Шурша шелками, вошла мисс Гвендолен.
— Их высочество одеваются. Сейчас пожалуют,— тоном придворной дамы процедила она, брезгливо поглядывая на посетителя. Она считала, что индийские йоги не употребляют мыла. И никто не мог разубедить её, что именно йоги являют собой образчик опрятности.
— Вы от господина Ага Хана? Мне так доложили. К чему этот маскарад?
— А мы член великого сообщества йогов,— прогудел в бороду ног и очень легко поднялся с ковра. Он галантно поцеловал беломраморную ручку мисс Гвендолен, и нельзя сказать, что эта вольность азиата не понравилась чопорной мисс. При всем том она не скрывала, что очень раздосадована.

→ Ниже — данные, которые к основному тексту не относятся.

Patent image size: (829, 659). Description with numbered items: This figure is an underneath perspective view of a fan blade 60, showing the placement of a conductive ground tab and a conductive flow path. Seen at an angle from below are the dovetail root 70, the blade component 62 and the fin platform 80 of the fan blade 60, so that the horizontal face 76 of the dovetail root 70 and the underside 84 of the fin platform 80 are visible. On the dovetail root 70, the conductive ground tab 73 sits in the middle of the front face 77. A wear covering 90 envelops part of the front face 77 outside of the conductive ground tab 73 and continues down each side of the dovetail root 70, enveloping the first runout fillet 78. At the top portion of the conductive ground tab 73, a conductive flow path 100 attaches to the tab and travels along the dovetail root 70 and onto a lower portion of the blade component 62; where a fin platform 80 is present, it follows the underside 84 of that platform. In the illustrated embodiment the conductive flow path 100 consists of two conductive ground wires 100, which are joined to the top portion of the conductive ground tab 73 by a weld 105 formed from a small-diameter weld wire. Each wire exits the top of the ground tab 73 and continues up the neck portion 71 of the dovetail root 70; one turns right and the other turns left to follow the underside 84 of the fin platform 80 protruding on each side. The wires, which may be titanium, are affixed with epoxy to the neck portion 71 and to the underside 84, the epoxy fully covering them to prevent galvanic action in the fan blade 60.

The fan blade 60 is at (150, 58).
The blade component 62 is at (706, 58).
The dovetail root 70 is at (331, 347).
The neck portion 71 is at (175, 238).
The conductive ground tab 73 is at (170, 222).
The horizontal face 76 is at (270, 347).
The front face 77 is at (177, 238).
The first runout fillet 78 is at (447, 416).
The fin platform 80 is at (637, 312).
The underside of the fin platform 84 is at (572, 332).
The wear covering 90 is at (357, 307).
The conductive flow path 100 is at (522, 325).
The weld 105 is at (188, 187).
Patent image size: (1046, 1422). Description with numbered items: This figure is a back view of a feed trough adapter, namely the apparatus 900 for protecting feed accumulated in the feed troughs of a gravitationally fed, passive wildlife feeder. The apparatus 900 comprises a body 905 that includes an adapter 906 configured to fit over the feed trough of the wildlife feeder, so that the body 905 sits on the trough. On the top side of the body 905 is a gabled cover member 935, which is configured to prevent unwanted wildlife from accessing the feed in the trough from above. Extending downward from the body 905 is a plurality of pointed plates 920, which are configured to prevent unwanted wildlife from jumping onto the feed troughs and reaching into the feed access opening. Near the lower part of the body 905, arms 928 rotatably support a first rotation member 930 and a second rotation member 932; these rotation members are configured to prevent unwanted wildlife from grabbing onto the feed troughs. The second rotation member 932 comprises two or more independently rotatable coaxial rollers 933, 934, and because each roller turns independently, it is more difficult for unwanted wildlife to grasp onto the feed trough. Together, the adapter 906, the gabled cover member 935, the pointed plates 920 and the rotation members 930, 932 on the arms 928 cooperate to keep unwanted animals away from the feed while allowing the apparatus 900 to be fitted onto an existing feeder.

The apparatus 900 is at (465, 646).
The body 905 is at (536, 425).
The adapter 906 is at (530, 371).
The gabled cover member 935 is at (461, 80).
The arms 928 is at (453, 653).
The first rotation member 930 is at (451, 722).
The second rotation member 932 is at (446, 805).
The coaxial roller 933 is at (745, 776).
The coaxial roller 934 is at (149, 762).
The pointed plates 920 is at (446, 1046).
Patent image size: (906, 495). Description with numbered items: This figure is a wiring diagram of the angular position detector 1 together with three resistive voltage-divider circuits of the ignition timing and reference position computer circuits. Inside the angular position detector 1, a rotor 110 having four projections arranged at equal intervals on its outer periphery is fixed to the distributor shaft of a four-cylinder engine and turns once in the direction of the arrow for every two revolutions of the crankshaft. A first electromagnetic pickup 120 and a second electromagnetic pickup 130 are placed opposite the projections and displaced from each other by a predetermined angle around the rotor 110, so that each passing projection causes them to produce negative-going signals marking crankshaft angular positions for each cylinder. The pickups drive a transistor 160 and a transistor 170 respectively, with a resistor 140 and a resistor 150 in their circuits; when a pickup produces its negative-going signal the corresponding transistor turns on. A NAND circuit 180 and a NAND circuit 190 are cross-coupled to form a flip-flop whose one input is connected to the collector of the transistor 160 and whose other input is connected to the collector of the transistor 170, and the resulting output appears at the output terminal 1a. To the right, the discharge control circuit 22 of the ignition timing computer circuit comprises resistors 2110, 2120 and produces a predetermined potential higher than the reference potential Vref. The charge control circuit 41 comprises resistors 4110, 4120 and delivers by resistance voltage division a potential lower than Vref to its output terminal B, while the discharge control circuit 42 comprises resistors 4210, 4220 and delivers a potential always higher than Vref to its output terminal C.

Вдруг визитер оживился и, сделав несколько шагов в сторону, стремительно поклонился и бросился целовать подол платья вошедшей Монике. Девушка даже испугалась резкости его движений. Но тут же чувство изумления и радости овладело ею. Из-под надвинутого низко на лоб тюрбана на неё глядело расплывшееся, обрюзглое, но такое знакомое лицо того самого Ишикоча-Молиара, который при-ехал в Чуян-тепа вызволить её из хлева ишана Зухура, а два дня спустя в Зарафшанских горах разобрал каменную стену хижины и увел её чуть ли не на глазах страшного Кумырбека.
Боже, как она обрадовалась! И первым побуждением её было броситься к этому человеку, хотя казалось совершенно невероятным, что он мог очутиться здесь, в далекой чужой Женеве.
Не разгибаясь, всё ещё в низком поклоне, йог заговорил по-узбекски:
— Да сохранят тебя, дочь моя, добрые силы мира от необдуманных криков, воплей, изъявлений горя и радости, ибо не миновали бедствия, напасти и опасности для твоей жизни. Но мы рады видеть тебя, ибо и за сто дней не придет в себя от изумления тот, кто увидит твою красоту, о принцесса Востока и Запада.
Предостережение было завуалировано в его болтовне обычным придворным пустословием, но слова «опасности для жизни» он нарочно подчеркнул. Тревога коснулась сердца девушки. Какое счастье, что тюркские языки и, в частности, узбекский не были знакомы мисс Гвендолен. И всё же подозрение вызвало складочку на её чистом лбу.
— Сядь, дочь моя, — продолжал Молиар,— и позволь рабу своему говорить.
Сам он не садился и стоял в почтительной позе, молитвенно приложив ладони к животу.
— Его светлость Ага Хан шлёт своё отеческое благословение своей дочери и совет беречься злых людей.— Он заговорил теперь по-таджикски и выразительно повел глазами в сторону стоявшей за его спиной мисс Гвендолсн и вновь вошедшего мистера Эбенезера. — Господин Ага Хан сказал: «Звезда во тьме небосклона страстей человеческих пусть запомнит — мы хотим, чтобы имя Моники не валяли в грязи злые языки по странам Азии и Европы. Мы не желаем, чтобы она сде-лалась тряпичной куклой, когда ей надлежит носить венец». Не говори ничего, не обещай ничего. Ты слабая девушка, и язык девичий слаб.
В тоне его звучала почти угроза. Он вдруг приблизил голову к лицу Моники и быстро зашептал:
— Не слушай ннглизов, бойся их! Не слушай и посланцев Ага Хана, не поддавайся на его посулы. Берегись его. Жди! Друзья думают о тебе. Жди.
Скороговорка Молиара ничуть не походила на выспренное приветствие, но он опять мгновенно изменил тон, когда выведенная из терпения мисс Гвендолен буквально вклинилась между ним и девушкой и сердито сказала:
— Хоть вы и йог, но будьте любезны говорить так, чтобы было понятно и нам.